Das Bundesgericht heisst die Beschwerde gut.

Erwägungen

Aus den Erwägungen:

1.

1.1 Der Beschwerdeführer macht gestützt auf Ziff. 103 Abs. 2 des Gesamtarbeitsvertrages 2011 der SBB (nachfolgend: GAV SBB) einen Anspruch auf höhere als die zugesprochenen Kinderzulagen geltend. Bei dieser Zulage handelt es sich nicht um Kinder- oder Ausbildungszulagen im Sinne des Bundesgesetzes vom 24. März 2006 über die Familienzulagen (FamZG; SR 836.2), sondern um andere Leistungen, welche gemäss Art. 3 Abs. 2 Satz 4 FamZG nicht als Familienzulagen im Sinne dieses Gesetzes gelten (vgl. KIESER/REICHMUTH, Bundesgesetz über die Familienzulagen, 2010, N. 151 zu Art. 3 FamZG). Es liegt somit keine sozialversicherungsrechtliche, sondern - da es sich um Zulagen an Angestellte der SBB handelt - eine personalrechtliche Streitigkeit vor.

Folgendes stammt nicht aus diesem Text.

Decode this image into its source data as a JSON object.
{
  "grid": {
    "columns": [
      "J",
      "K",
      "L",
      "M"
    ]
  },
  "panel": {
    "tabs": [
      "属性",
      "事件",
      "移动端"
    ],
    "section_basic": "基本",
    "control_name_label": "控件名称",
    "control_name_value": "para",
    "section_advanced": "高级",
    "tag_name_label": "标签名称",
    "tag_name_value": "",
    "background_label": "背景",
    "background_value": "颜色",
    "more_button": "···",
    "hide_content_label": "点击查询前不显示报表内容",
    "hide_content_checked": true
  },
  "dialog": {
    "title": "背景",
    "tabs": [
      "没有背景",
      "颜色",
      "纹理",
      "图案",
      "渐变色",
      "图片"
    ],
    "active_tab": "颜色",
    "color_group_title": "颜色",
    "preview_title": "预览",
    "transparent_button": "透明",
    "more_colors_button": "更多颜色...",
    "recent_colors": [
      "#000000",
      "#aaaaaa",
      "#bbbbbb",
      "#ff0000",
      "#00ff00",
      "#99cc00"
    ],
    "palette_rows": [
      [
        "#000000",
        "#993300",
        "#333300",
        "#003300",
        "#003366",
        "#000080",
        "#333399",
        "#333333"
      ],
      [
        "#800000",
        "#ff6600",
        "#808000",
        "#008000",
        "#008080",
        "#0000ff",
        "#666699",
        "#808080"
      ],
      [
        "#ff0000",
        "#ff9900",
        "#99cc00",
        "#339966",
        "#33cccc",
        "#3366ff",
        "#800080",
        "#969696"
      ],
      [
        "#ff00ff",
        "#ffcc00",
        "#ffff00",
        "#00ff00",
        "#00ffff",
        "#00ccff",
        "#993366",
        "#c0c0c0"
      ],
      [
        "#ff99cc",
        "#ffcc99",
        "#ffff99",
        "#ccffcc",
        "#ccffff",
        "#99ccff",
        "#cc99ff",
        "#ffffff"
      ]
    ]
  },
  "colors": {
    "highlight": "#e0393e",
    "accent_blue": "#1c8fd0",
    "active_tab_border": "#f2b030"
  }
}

1.2 Da die Höhe der Zulage im Streit liegt, handelt es sich um eine vermögensrechtliche Streitigkeit. Der Ausschlussgrund von Art. 83 lit. g BGG ist demnach nicht gegeben. Die Beschwerde in öffentlich-rechtlichen Angelegenheiten ist somit zulässig, wenn der Streitwert wenigstens Fr. 15'000.- beträgt (Art. 85 Abs. 1 lit. b BGG) oder wenn sich eine Rechtsfrage von grundsätzlicher Bedeutung stellt (Art. 85 Abs. 2 BGG).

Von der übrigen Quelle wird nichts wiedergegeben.